Biz yine herşeyi doğru bildiğimizi sanmaya devam edelim. Hatta yanlış olduğuna emin olduklarımızı da tenkit etmeyelim, sessiz kalıp, kendimize bütün dünyayı alay ettirelim.


Mübarek kandil akşamında türk televizyonlarının iki kanalında, iki peygamberin hayatı oynadı. Biri Hz. Musa ve diğeri Hz. Nuh Peygamber. Hz. Musa' nın hayatı daha önce de oynamıştı... İçki içen, alemlere katılan bir kişi olarak yansıtıldı, ve biz buna sessiz kaldık. Belki de yanlış düşünüp, müslüman alemine gönderilmiş bir peygamber olmadığı için...

Diğer kanalda Hz. Nuh ' un hayatı konu edilmiş. Ve Hz. Nuh bir yarım akıllı gibi, akli dengesi bozuk, ve etrafındaki herkesiz ona deli gözüyle baktığı bir kişilik. Ve filmin bazı kareleri var ki Hz. Nuh Allah ile konuştuğunda tuhaf hareketler yapıyor, ve aralarında geçen dialoglardan bazıları sansürleniyor. Böyle bir şeye nasıl cesaret edilebilir ki.

Diyelim ki onlar bu filmi çektiler ve kendi ülkelerinde yayınladılar, onlar için herşey normal. Peki ya bize göre... Hayatlarını örnek aldığımız peygamberlerimizin bu şekilde aşağılayıcı yansıtılmalarına daha ne kadar göz yumabiliriz. Üstelik bunu TV' de ilk adı altında büyük bir gururla sunuyorlar.

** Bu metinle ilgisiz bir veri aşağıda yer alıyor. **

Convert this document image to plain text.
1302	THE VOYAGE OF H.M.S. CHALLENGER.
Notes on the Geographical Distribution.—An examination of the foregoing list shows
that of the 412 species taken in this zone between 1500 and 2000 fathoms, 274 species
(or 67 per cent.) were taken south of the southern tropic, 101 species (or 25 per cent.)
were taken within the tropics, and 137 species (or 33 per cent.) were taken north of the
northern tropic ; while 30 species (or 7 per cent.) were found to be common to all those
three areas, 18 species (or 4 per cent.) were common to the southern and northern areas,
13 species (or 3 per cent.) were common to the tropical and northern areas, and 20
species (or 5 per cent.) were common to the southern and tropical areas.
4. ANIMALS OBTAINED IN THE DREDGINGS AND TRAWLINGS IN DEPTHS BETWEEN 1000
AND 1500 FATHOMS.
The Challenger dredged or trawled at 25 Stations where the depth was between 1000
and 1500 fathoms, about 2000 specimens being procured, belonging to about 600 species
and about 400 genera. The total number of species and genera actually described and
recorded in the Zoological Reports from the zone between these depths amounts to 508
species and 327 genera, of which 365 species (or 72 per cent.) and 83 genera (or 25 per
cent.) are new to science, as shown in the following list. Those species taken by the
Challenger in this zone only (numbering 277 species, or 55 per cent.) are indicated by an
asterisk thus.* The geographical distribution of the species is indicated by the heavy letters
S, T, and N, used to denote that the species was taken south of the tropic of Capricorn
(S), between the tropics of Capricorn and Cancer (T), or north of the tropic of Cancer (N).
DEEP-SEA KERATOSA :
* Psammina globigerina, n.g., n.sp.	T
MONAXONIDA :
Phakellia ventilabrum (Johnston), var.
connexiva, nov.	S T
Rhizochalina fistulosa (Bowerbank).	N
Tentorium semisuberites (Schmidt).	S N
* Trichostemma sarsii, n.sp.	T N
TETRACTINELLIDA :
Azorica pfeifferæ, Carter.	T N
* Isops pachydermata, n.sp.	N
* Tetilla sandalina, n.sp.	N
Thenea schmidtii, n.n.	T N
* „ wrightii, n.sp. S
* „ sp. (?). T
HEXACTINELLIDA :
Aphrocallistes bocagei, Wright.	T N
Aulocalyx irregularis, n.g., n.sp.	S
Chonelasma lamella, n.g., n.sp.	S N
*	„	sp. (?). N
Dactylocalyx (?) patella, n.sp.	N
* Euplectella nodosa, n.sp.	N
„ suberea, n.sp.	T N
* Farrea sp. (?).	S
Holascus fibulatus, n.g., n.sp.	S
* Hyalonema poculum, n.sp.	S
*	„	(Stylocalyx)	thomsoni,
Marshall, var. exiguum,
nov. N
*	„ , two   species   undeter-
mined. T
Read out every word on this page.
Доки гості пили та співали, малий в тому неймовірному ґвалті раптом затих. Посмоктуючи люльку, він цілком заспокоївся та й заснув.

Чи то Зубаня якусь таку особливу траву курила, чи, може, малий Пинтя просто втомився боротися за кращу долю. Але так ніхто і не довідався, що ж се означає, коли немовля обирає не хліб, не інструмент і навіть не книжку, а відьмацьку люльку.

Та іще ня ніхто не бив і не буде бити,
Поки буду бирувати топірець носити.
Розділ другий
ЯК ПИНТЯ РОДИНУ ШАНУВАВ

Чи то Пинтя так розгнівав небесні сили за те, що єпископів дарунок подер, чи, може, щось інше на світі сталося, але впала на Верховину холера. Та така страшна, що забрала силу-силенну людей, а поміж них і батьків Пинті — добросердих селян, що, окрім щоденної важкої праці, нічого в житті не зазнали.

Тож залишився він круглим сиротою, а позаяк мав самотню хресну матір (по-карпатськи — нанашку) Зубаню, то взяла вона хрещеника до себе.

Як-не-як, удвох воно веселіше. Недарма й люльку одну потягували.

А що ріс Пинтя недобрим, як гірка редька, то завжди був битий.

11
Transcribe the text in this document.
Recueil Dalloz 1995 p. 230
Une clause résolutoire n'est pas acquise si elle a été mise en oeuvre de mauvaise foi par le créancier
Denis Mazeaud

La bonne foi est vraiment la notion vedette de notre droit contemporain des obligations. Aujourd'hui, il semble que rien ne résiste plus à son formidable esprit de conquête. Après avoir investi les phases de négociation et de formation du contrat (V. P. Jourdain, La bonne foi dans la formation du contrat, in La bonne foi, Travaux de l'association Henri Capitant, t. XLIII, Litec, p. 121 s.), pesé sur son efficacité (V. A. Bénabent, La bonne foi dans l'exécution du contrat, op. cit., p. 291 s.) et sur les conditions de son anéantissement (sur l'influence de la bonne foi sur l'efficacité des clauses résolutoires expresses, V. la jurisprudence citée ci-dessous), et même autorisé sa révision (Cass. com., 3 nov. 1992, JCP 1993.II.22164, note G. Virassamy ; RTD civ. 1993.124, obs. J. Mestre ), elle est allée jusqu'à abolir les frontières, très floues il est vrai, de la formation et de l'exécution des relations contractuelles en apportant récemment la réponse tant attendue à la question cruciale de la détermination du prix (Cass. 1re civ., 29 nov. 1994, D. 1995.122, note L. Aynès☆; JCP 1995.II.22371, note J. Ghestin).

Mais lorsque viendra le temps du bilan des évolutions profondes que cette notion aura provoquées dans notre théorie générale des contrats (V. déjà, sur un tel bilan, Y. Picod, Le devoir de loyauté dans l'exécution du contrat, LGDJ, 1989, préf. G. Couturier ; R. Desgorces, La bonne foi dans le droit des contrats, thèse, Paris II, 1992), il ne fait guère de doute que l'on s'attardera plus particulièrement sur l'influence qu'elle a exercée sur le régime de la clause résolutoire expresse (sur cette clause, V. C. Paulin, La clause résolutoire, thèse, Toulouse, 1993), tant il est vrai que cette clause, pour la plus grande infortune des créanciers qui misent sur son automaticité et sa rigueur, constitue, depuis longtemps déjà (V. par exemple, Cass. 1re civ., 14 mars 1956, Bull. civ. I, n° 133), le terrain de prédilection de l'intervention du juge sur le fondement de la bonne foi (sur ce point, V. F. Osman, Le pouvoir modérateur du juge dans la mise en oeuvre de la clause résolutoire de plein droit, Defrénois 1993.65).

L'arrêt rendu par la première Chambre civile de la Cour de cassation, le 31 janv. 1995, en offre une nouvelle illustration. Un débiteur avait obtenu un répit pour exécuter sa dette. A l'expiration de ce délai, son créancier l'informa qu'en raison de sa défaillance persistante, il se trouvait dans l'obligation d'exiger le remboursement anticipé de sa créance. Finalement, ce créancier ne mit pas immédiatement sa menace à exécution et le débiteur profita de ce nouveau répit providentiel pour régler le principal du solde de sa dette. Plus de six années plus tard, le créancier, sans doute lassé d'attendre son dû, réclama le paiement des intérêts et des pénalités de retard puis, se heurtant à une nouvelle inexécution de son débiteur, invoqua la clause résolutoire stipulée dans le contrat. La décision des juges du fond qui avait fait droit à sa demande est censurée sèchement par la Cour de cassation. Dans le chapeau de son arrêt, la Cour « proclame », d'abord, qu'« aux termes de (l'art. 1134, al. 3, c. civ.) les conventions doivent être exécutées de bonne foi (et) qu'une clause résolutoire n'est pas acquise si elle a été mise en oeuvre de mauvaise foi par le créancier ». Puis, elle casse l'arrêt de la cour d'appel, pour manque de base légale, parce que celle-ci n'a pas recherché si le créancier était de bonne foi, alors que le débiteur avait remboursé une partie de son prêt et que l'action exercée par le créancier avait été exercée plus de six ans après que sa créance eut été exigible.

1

Ve biz izliyoruz, ALKIŞ

Yaklaşık aynı saatlerde bir başka kanalda Genç Bakış adında bir tartışma programı yayında. Programdaki konuklardan biri halkı nasıl etkileyeceğini iyi öğrenmiş. Önce rakiplerini taşlarsın ondan sonra kendini översin. Sözde hükumeti eleştiriyor. Sayın konuk diyor ki..." Eğer bir kanala yada bir gazeteye ideoloji karışmışsa o kanalı izlemeyin ve o gazeteyi okumayın. Bakın Sabah ve Atv ye satıldılar ve Hükumet hakkında en ufak bir eleştiri yok. Eğer benim kanalıma veya gazeteme de ideoloji karışırsa, bütün samimiyetimle söylüyorum benide izlemeyin ve okumayın." Ve salonda büyük bir ALKIŞ kopuyor...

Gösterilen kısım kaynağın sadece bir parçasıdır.